Fortune reports that the USDA has given the green light to the commercialization of a cotton plant with edible seeds made with biotechnology.
The new crop was created by scientists at Texas A&M University, who have been working on its development for 23 years. It is still pending approval from the FDA, but once the administration gives the plant the go-ahead, farmers will be able to grow the cotton for plant-based protein and fiber.
“It’ll taste like hummus. It’s not at all unpleasant,” said Texas A&M professor Keerti Rathorne, who holds a Ph.D. in plant physiology. Over the course of more than two decades, Rathorne learned how to “silence” a gene in GMO cotton plants that produce a toxin called gossypol. Without gossypol, the plant is reportedly safe for human consumption.
Kater Hake, vice president at Cotton Inc., which funded the project in addition to providing research and marketing for growers, says that commercial production is still several years off, but that cottonseeds, a type of tree nut, are a rich source of protein. If commercial production were to take off, 600 million could meet their daily requirements with vegan protein.
The company has already begun experimenting with cottonseeds’ potential as a food source in various forms by making plant-based cottonseed milk as well as crackers, cookies, nut butters, and nut-free chopped nuts.

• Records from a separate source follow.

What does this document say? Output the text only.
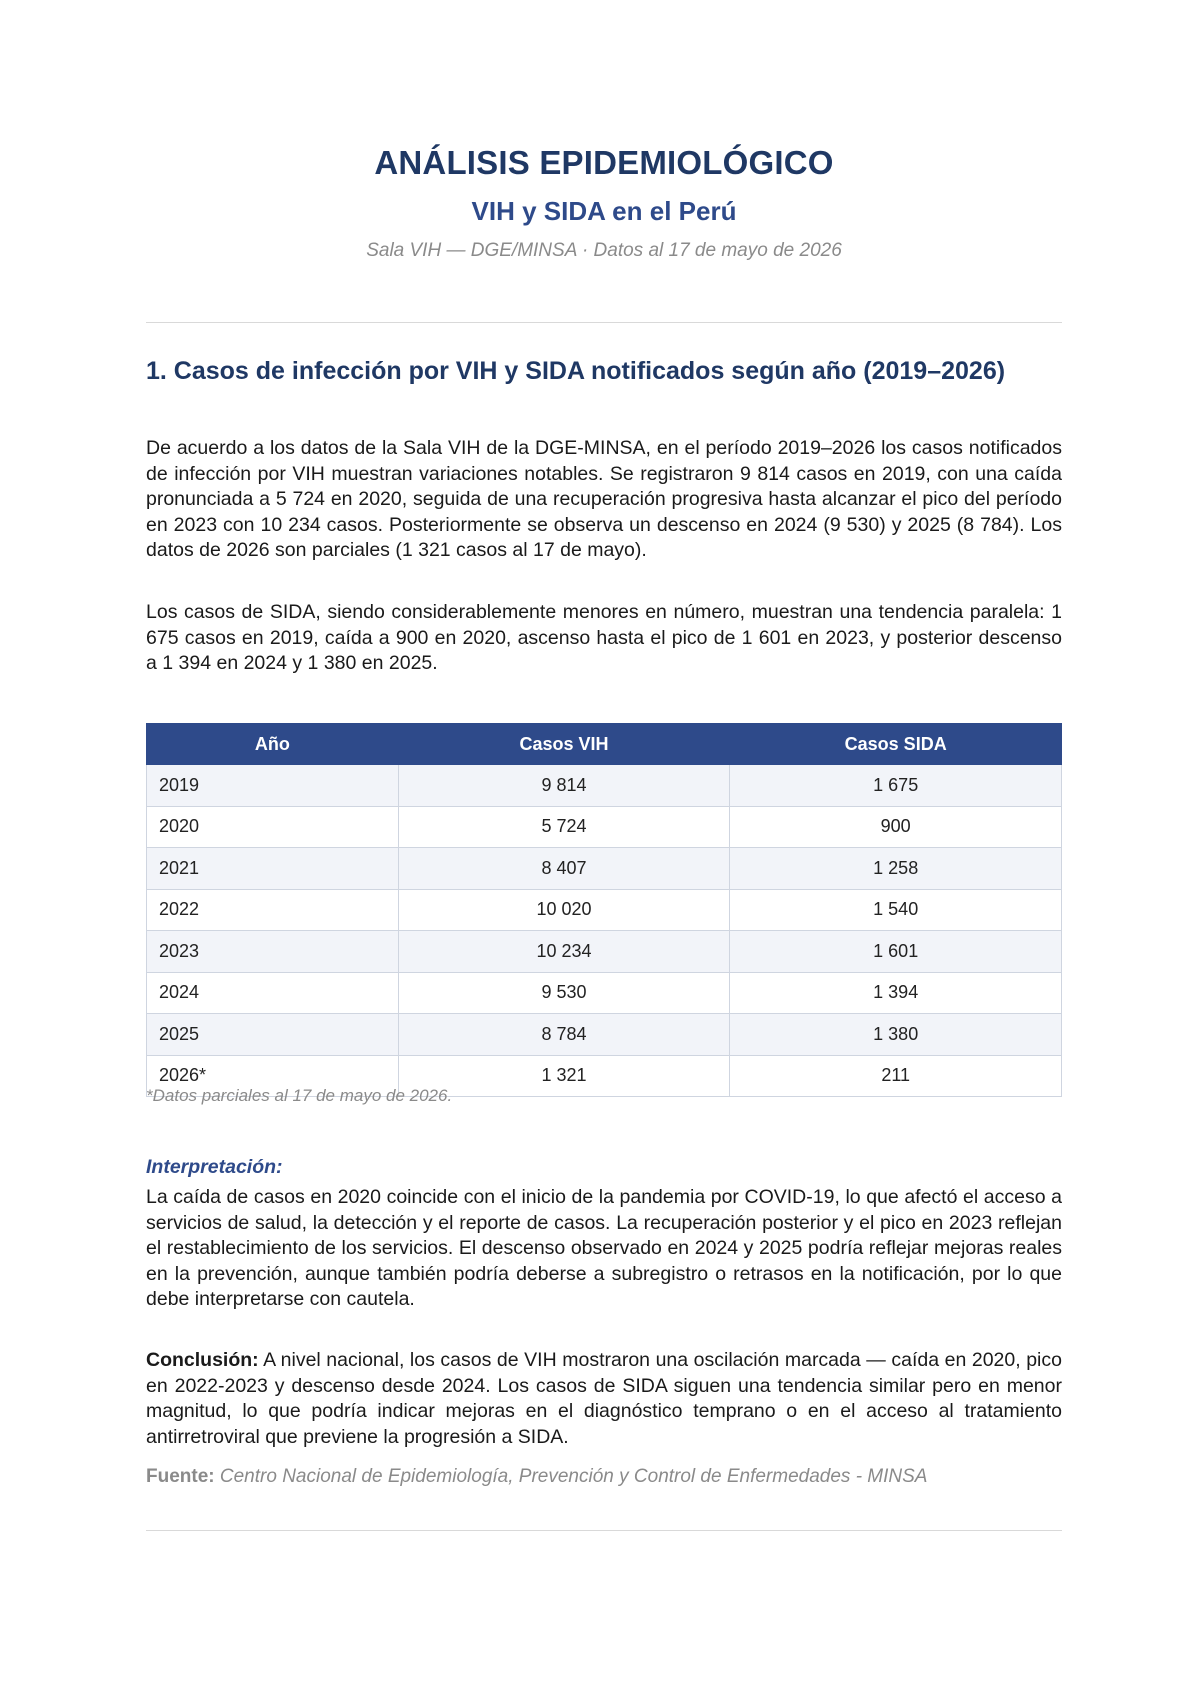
ANÁLISIS EPIDEMIOLÓGICO
VIH y SIDA en el Perú
Sala VIH — DGE/MINSA · Datos al 17 de mayo de 2026
1. Casos de infección por VIH y SIDA notificados según año (2019–2026)

De acuerdo a los datos de la Sala VIH de la DGE-MINSA, en el período 2019–2026 los casos notificados de infección por VIH muestran variaciones notables. Se registraron 9 814 casos en 2019, con una caída pronunciada a 5 724 en 2020, seguida de una recuperación progresiva hasta alcanzar el pico del período en 2023 con 10 234 casos. Posteriormente se observa un descenso en 2024 (9 530) y 2025 (8 784). Los datos de 2026 son parciales (1 321 casos al 17 de mayo).

Los casos de SIDA, siendo considerablemente menores en número, muestran una tendencia paralela: 1 675 casos en 2019, caída a 900 en 2020, ascenso hasta el pico de 1 601 en 2023, y posterior descenso a 1 394 en 2024 y 1 380 en 2025.

Año	Casos VIH	Casos SIDA
2019	9 814	1 675
2020	5 724	900
2021	8 407	1 258
2022	10 020	1 540
2023	10 234	1 601
2024	9 530	1 394
2025	8 784	1 380
2026*	1 321	211
*Datos parciales al 17 de mayo de 2026.
Interpretación:

La caída de casos en 2020 coincide con el inicio de la pandemia por COVID-19, lo que afectó el acceso a servicios de salud, la detección y el reporte de casos. La recuperación posterior y el pico en 2023 reflejan el restablecimiento de los servicios. El descenso observado en 2024 y 2025 podría reflejar mejoras reales en la prevención, aunque también podría deberse a subregistro o retrasos en la notificación, por lo que debe interpretarse con cautela.

Conclusión: A nivel nacional, los casos de VIH mostraron una oscilación marcada — caída en 2020, pico en 2022-2023 y descenso desde 2024. Los casos de SIDA siguen una tendencia similar pero en menor magnitud, lo que podría indicar mejoras en el diagnóstico temprano o en el acceso al tratamiento antirretroviral que previene la progresión a SIDA.

Fuente: Centro Nacional de Epidemiología, Prevención y Control de Enfermedades - MINSA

Rathorn also believes that the seeds could be used to make a vegan protein powder that could be blended into bars and flours.
The edible cottonseeds will also cut down on waste, as the gossypol in the standard plant renders the seeds useless. Farmers who adopt the toxin-free crop will be free to sell the seeds for other purposes. It could also be used to replace “up to half of all fishmeal” for fish raised for food like salmon and trout, though as studies have shown, not only do fish feel pain, seafood is also an unsustainable industry.
Hake believes that when approved, every cotton grower will eventually adopt the new crop. “There’s no reason to leave a toxin in a domesticated plant,” he said.